Bludit's user management logic fails to revoke persistent authentication tokens when an administrator disables an account, allowing the user to retain access via a pre‑existing Remember Me cookie. This flaw preserves both the tokenAuth and tokenRemember fields in the JSON database, thus bypassing account disablement and enabling the attacker to remain authenticated even after the account is marked inactive. The vulnerability is a direct authentication bypass and can lead to unauthorized activity within the CMS without requiring any additional credentials.

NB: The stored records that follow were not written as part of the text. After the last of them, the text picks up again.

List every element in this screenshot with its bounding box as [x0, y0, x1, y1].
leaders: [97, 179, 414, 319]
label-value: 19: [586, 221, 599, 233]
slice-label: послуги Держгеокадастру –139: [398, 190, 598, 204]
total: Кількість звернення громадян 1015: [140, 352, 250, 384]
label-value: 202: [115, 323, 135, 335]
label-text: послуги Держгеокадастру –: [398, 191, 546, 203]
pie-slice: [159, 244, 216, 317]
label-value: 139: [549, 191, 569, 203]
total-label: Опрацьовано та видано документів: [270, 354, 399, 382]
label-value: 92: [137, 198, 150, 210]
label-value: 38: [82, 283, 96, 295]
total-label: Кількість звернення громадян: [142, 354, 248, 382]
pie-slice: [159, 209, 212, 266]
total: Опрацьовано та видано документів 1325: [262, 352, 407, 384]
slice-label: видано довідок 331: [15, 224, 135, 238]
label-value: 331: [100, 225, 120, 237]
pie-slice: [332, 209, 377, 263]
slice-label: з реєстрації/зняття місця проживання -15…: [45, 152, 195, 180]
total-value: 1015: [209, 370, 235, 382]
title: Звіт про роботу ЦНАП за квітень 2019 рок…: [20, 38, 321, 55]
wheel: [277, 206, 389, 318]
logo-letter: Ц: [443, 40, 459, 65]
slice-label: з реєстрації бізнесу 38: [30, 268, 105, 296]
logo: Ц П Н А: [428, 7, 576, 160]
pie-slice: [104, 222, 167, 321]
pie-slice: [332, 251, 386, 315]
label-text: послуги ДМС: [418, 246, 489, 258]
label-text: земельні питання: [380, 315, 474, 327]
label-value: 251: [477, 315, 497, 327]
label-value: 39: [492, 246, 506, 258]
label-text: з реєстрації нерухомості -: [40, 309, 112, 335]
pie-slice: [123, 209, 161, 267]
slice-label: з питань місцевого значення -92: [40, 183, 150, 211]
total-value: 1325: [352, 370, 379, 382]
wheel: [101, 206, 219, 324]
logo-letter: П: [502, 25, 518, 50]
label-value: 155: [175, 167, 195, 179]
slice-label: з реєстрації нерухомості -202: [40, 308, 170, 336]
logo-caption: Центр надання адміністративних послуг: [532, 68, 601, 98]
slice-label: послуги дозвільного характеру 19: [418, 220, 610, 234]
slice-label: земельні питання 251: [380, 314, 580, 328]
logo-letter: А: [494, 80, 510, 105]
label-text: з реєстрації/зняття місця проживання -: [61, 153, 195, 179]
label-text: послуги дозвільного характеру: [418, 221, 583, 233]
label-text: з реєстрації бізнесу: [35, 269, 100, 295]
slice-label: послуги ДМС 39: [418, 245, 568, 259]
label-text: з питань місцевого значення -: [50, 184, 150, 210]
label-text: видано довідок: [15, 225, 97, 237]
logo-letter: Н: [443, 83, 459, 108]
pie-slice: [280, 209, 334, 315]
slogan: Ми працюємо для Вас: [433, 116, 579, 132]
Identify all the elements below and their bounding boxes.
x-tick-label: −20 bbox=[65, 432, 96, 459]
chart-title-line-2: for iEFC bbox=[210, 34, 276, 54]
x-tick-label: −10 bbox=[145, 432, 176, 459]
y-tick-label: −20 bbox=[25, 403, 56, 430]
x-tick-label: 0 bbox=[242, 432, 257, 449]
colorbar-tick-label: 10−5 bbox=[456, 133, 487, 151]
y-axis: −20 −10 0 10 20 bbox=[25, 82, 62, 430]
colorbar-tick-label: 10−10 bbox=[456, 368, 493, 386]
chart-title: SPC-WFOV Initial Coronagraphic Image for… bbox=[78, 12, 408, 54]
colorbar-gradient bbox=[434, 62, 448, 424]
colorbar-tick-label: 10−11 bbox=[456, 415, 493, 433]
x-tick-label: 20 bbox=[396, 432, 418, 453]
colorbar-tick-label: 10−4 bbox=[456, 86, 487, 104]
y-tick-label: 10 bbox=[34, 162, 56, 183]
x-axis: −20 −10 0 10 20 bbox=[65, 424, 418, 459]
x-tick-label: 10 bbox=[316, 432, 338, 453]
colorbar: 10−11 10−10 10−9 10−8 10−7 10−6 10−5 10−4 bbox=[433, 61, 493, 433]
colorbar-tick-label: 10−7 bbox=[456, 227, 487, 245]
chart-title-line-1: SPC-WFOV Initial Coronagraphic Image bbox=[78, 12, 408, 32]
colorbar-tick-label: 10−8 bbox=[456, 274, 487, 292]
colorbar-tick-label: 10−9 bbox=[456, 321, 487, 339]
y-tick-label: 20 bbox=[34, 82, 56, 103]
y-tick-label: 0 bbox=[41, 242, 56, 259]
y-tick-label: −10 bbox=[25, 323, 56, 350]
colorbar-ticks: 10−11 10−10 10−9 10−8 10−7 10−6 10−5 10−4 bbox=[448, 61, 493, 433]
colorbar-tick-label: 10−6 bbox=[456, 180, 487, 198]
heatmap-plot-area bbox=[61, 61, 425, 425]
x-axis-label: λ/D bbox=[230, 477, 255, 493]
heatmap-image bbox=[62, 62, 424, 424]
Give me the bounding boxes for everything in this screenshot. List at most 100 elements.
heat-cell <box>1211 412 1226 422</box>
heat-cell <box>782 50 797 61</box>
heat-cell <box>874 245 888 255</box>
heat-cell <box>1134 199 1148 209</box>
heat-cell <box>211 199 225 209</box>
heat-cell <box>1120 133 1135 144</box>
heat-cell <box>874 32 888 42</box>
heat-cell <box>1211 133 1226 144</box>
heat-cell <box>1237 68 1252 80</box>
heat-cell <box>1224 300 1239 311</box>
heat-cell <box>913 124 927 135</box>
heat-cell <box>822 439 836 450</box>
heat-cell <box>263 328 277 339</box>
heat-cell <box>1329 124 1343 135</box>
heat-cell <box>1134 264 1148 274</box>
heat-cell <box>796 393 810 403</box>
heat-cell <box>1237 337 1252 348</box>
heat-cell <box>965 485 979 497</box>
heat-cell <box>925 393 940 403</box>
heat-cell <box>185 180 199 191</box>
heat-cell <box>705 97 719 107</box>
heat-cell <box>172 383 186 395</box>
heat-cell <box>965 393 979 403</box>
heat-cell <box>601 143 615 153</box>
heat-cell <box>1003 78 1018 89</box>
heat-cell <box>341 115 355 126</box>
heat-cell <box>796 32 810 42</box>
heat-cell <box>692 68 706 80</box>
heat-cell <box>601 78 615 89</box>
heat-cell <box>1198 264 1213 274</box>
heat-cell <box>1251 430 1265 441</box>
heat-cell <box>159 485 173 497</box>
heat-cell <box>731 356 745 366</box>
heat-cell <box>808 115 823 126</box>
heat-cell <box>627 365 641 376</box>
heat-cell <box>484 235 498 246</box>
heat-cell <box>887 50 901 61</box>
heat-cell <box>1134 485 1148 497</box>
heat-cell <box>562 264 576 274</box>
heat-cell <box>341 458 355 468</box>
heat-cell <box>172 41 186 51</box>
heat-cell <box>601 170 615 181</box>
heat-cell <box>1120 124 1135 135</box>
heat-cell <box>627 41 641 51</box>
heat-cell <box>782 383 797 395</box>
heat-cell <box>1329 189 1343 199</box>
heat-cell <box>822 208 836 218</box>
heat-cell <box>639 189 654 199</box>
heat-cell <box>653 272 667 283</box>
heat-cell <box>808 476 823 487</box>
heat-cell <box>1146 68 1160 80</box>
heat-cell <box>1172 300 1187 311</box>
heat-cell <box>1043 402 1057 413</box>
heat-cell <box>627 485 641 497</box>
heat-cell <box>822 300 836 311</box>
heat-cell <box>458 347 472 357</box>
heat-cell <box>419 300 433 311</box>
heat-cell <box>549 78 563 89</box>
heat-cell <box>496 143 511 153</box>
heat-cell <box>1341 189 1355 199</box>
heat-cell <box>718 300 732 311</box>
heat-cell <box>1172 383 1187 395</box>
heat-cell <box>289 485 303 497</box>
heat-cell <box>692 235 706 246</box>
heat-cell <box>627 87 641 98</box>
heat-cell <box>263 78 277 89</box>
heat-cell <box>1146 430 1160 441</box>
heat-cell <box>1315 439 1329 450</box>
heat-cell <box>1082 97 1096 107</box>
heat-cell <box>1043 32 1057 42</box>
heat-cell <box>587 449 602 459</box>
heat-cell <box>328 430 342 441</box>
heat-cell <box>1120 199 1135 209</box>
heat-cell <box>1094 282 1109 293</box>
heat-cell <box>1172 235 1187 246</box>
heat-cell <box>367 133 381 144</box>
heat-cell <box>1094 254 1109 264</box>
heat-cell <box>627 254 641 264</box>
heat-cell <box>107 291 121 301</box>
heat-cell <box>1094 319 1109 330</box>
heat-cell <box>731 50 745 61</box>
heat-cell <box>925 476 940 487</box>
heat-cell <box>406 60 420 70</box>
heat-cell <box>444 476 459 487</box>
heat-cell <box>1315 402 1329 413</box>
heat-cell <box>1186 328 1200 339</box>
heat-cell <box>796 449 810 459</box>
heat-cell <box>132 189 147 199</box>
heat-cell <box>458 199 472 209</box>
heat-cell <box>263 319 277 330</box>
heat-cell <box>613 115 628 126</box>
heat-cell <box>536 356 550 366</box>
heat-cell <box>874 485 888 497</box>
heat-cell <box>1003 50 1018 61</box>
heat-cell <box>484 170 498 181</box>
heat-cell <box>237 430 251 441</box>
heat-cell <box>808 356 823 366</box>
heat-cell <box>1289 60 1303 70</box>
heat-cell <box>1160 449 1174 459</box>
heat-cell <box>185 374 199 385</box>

Bludit content management systems running any version prior to 3.22.0 are affected. The issue resides in the core user management and token handling code that is bundled with all releases before the 3.22.0 update. Users using older versions should verify installation version and upgrade as soon as possible.

The CVSS score of 7.1 classifies the issue as high severity. While no EPSS data is reported, the flaw admits exploitation as soon as a disabled account has an active Remember Me cookie and the attacker has previously authenticated. Because the token is stored in the database and is not invalidated, a simple client‑side cookie replay is sufficient. The vulnerability is not listed in the CISA KEV catalog, suggesting no confirmed widespread active exploitation, but the attack remains straightforward for anyone who can inject a valid cookie. Administrators should therefore consider the flaw high risk and treat it as a priority for remediation.